JARED-1(Lane Brothers, Book 4)(51)
“Baby, I want you to take a deep breath and take your pills before we talk about this,” he says quietly and I throw him a dirty look to let him know how little I appreciate his coddling right now.
I take the pills with a sigh and realize belatedly that I’m in my bed and we’re alone.
“Where is everyone?”
“They all went to bed again. Ronny’s here, incidentally, along with Bronx.”
I giggle at his grimace and want to clap in glee. I send up a prayer right then and there that Ronny and the big, mean-looking soldier end up together because he seems gaga for her and Lord knows the girl needs more than her fair share of love after the life she’s had.
“Jared.”
He scowls and runs a hand through his hair before sighing and just spilling it all.
“They came for you, Cupcake. The guy I caught in the cottage shot for your side of the bed first and then mine. His mission was you and you, alone, and I…I took care of him for that,” he admits gruffly, turning his face away as if ashamed.
I pull him back and stroke his cheeks with all the love I feel, smiling at him through the shock that’s hitting me.
“You did what you had to do and don’t ever think I could turn away from you for protecting me, Sugar. I’m just glad to have you back instead of a body.”
That declaration gets me a kiss and he pulls away moments later and takes my hands in his.
“It was her.”
“What? You mean Lynn? Nuh-uh, baby, Lynn may be kooky beans, but the woman has no gripe with me,” I assure him, shaking my head in disagreement.
He clears his throat and looks back with a sigh.
“Not Lynn. We have her covered, remember? It was Cleo.”
I swear I feel every drop of blood that drains from my head as the words settle in and my bottom drops out from under me. This is all wrong, for so many reasons, and my first instinct is to find a hiding place and settle in for the long haul.
No one but Ronny will understand this fear, because only she has ever been on the receiving end of it, but the emotions are almost overwhelming in their intensity as I struggle to reel myself back in and stop another attack from assaulting me so soon after the last one.
“Baby, don’t be afraid. I will never let that viper or any of her people get near you. Please believe that. Believe in me.”
I do. I know that Jared would take on an army for me and die to protect me before they ever breathed near me. My fear isn’t for me, though, and I know it. It’s for him and the family if they should try to keep Cleo away from me.
“I guess Jerry was right after all,” I whisper.
“Jerry was not right. Killing just for the sake of killing is wrong, baby. Even Miah knows that and he’s the coldest bastard on the face of the earth. He spared Lynn, too.”
“Yeah and look where all this humanity got us. Lynn, if she gets to her people, will destroy anything in her path to get to us, and Cleo is just plain evil.”
“True.

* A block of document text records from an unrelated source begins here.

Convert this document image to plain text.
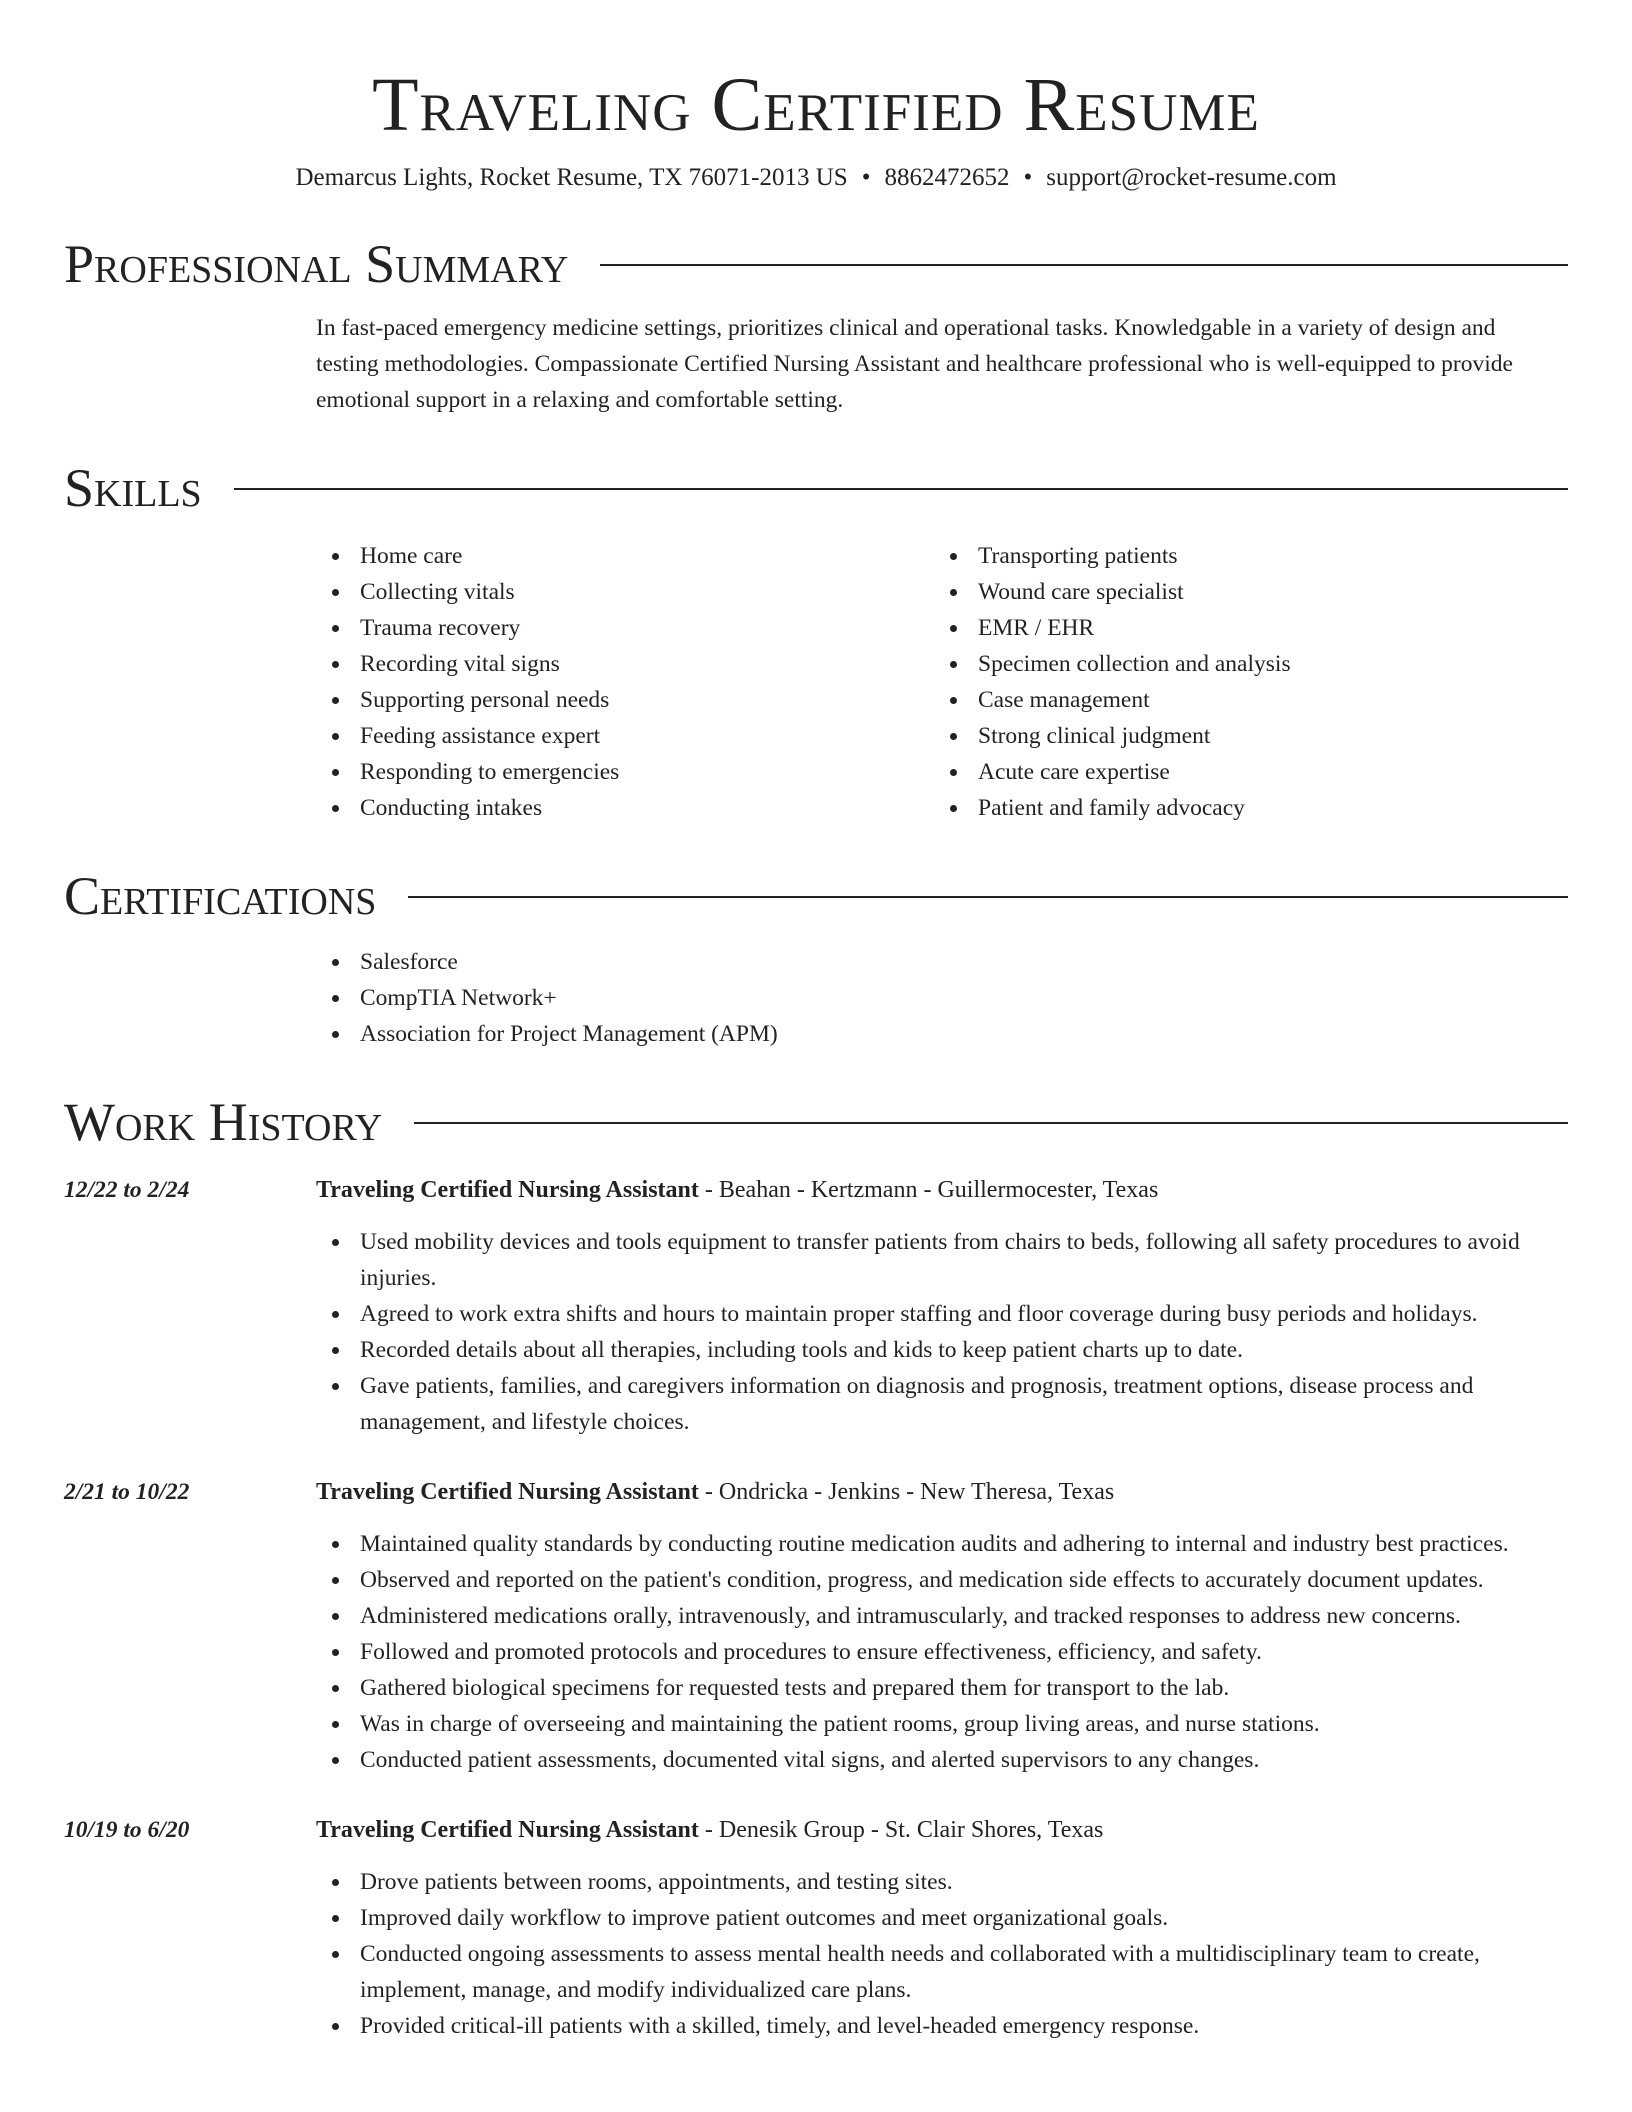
Traveling Certified Resume
Demarcus Lights, Rocket Resume, TX 76071-2013 US • 8862472652 • support@rocket-resume.com
Professional Summary

In fast-paced emergency medicine settings, prioritizes clinical and operational tasks. Knowledgable in a variety of design and testing methodologies. Compassionate Certified Nursing Assistant and healthcare professional who is well-equipped to provide emotional support in a relaxing and comfortable setting.

Skills
Home care
Collecting vitals
Trauma recovery
Recording vital signs
Supporting personal needs
Feeding assistance expert
Responding to emergencies
Conducting intakes
Transporting patients
Wound care specialist
EMR / EHR
Specimen collection and analysis
Case management
Strong clinical judgment
Acute care expertise
Patient and family advocacy
Certifications
Salesforce
CompTIA Network+
Association for Project Management (APM)
Work History
12/22 to 2/24	Traveling Certified Nursing Assistant - Beahan - Kertzmann - Guillermocester, Texas
Used mobility devices and tools equipment to transfer patients from chairs to beds, following all safety procedures to avoid injuries.
Agreed to work extra shifts and hours to maintain proper staffing and floor coverage during busy periods and holidays.
Recorded details about all therapies, including tools and kids to keep patient charts up to date.
Gave patients, families, and caregivers information on diagnosis and prognosis, treatment options, disease process and management, and lifestyle choices.
2/21 to 10/22	Traveling Certified Nursing Assistant - Ondricka - Jenkins - New Theresa, Texas
Maintained quality standards by conducting routine medication audits and adhering to internal and industry best practices.
Observed and reported on the patient's condition, progress, and medication side effects to accurately document updates.
Administered medications orally, intravenously, and intramuscularly, and tracked responses to address new concerns.
Followed and promoted protocols and procedures to ensure effectiveness, efficiency, and safety.
Gathered biological specimens for requested tests and prepared them for transport to the lab.
Was in charge of overseeing and maintaining the patient rooms, group living areas, and nurse stations.
Conducted patient assessments, documented vital signs, and alerted supervisors to any changes.
10/19 to 6/20	Traveling Certified Nursing Assistant - Denesik Group - St. Clair Shores, Texas
Drove patients between rooms, appointments, and testing sites.
Improved daily workflow to improve patient outcomes and meet organizational goals.
Conducted ongoing assessments to assess mental health needs and collaborated with a multidisciplinary team to create, implement, manage, and modify individualized care plans.
Provided critical-ill patients with a skilled, timely, and level-headed emergency response.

But it’s our humanity that separates us from people like them, and I, for one, love that sweet, soft center you have,” he purrs, pushing me back onto the bed and coming up over me with a growl of need. “I’d really like to explore that soft center again if you’re feeling up to it.”
My heart starts beating again, this time with the hottest throb of joy and arousal and I bite my lips, looking up at him seductively.
“It’s not me who has to be up, buster,” I purr, pulling his mouth down to mine with a giggle.
Jared chuckles and gives me a deep kiss that only whets my desire.
“Love you, Cupcake.”
“Love you, too, Sugar Bear. Now make love to me, would you? It’s been hours.”
Epilogue
Melissa
If I have to stay in this fucking cabin another day, I think I’ll go stark-raving mad and that’s just the clam part of me talking here. I haven’t slept properly since Roman left me, and I can’t eat without my food upchucking at all hours of the day.
I’m pregnant. And right now my nerves are so high that I’m terrified the stress will make me miscarry. I want to leave and go looking for him.
I need to be with him to know that my asshole of a father is holding up his end of the bargain and looking out for my guy. And yet here I am, pacing like a caged animal because I can’t bring myself to break the promise I made to him.
If it were just me, if all I had to worry about is me surviving a beating or a bullet if that evil nest of scum-sucking dick bags finds me, I would be okay. I’d live.
But I have a kid to think about now—a child that is my only connection to the man I love.
When this all started and I first met him, you could see the sparks flying every time we clashed. Roman and I are those people who love to hate each other, and hate to love each other, and yet we work somehow—something I still denied to him the last time I saw his smarmy face.